Protection of Herba Scutellariae Barbatae against hepatotoxicity induced by Rhizoma Dioscoreae Bulbiferae and its mechanism
10.16438/j.0513-4870.2015-0500
- VernacularTitle:半枝莲对黄药子肝毒性的保护作用及其机制
- Author:
Cheng-wei NIU
1
;
Li-li JI
1
;
Zheng-tao WANG
1
Author Information
1. The Shanghai Key Laboratory for Complex Prescription, The Ministry of Education Key Laboratory for Standardization of Chinese Medicines, and The State Administration of Traditional Chinese Medicine Key Laboratory for New Resources and Quality Evaluation of Chinese Medicines, Institute of Chinese Materia Medica, Shanghai University of Traditional Chinese Medicine, Shanghai 201203, China
- Publication Type:ORIGINAL ARTICLES
- Keywords:
Rhizoma Dioscoreae Bulbiferae;
Herba Scutellariae Barbatae;
hepatotoxicity;
inflammatory injury
- From:
Acta Pharmaceutica Sinica
2016;51(3):373-
- CountryChina
- Language:Chinese
-
Abstract:
This study was conducted to test the protective activity of ethanol extract of Herba Scutellariae Barbatae (SE) against hepatotoxicity induced by Rhizoma Dioscoreae Bulbiferae in mice and its mechanism.

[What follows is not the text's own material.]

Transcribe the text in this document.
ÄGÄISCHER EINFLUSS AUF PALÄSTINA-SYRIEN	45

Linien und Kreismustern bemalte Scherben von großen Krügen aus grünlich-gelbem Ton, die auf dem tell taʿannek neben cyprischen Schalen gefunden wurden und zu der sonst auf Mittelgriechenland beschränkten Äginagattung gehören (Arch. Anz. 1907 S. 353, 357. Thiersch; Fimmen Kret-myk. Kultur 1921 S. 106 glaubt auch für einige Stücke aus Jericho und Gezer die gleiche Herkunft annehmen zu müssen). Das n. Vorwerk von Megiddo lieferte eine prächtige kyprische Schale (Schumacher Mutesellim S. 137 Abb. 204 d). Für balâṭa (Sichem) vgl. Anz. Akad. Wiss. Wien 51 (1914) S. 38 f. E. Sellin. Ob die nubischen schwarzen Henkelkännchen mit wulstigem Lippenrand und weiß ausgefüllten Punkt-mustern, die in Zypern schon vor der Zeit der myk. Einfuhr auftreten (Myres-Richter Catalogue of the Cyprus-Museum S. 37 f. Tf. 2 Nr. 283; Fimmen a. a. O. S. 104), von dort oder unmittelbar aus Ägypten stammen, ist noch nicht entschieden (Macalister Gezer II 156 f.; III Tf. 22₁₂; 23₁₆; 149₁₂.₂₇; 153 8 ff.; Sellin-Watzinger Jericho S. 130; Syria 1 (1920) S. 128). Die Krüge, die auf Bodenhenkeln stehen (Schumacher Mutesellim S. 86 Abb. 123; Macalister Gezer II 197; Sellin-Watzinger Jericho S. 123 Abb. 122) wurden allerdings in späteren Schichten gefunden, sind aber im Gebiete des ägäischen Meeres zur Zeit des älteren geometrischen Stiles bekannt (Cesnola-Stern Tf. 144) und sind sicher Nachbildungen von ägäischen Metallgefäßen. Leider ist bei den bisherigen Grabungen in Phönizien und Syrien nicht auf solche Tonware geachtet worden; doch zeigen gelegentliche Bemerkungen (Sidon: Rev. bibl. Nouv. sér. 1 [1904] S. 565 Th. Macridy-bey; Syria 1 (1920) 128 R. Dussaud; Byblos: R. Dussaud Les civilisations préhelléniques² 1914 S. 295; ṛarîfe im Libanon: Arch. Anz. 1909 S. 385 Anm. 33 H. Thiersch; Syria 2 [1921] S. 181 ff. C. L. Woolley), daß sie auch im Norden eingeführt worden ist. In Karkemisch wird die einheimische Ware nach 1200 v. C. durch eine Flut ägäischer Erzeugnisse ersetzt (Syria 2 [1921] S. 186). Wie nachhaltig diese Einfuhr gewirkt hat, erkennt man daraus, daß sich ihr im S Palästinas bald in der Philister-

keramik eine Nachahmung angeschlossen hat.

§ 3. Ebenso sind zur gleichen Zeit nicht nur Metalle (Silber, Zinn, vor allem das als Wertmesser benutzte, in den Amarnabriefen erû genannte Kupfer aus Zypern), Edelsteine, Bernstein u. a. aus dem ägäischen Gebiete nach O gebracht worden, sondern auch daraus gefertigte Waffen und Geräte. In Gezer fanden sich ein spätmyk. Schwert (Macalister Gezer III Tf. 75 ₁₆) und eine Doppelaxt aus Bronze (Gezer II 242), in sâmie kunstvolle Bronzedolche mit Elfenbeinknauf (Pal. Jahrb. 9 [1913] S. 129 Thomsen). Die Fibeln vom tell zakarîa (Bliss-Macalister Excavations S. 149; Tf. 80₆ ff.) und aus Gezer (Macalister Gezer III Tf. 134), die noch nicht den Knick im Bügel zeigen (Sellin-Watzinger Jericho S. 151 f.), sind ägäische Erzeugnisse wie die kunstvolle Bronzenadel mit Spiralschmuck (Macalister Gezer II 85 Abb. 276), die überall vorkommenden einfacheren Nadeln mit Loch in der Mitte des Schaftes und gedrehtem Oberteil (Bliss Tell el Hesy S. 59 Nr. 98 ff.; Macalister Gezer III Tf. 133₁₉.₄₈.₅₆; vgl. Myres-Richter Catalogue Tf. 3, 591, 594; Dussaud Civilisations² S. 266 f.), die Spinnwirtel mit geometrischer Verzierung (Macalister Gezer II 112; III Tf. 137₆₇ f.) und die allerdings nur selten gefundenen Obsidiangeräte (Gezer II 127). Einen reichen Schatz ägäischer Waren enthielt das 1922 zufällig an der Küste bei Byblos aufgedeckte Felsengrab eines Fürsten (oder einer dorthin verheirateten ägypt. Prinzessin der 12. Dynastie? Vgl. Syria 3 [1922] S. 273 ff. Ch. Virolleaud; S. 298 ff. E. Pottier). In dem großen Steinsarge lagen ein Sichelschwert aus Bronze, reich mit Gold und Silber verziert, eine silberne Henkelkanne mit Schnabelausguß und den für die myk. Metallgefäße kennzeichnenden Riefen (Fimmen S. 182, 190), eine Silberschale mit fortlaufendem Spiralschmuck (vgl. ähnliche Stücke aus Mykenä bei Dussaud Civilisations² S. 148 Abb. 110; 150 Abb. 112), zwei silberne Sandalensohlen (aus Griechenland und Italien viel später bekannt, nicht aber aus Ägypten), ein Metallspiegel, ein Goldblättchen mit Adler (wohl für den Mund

SE was orally given to mice at various doses, and ethyl acetate fraction of Rhizoma Dioscoreae Bulbiferae (EF, 450 mg·kg-1) was also orally given at the same time. After 11 days, serum levels of alanine/aspartate aminotransferase (ALT/AST), alkaline phosphatase (ALP), total protein (TP) and albumin (ALB) were measured, and liver histological examination was conducted. Liver glutathione (GSH) amount, myeloperoxidase (MPO) activity and serum tumor necrosis factor-α (TNF-α), interleukin-6 (IL-6) and interferon-γ (IFN-γ) levels were measured. The expression of heme oxygenase-1 (HO-1), inhibitor of kappa B (IκB) and nuclear factor κB (NF-κB) p65 were determined by Western blot. The results showed that SE (200 mg·kg-1) reversed EF-induced changes of serum ALT, AST, ALP, TP and ALB. Liver histology also suggests the protection of SE against EF-induced liver injury. SE reduced the increased MPO activity in liver and TNF-α, IL-6, IFN-γ contents in serum, and blocked the decrease in IκB expression and subsequent increase in phosphorylation and nuclear translocation of p65 induced by EF. EF increased liver GSH amount and heme oxygenase-1 (HO-1) protein expression in mice. SE increased liver GSH amount, but decreased the expression of HO-1. All those results suggest that SE alleviates liver injury induced by consecutive administration of EF by alleviating inflammatory injury via inhibiting NF-κB signaling pathway and elevating antioxidant capacity.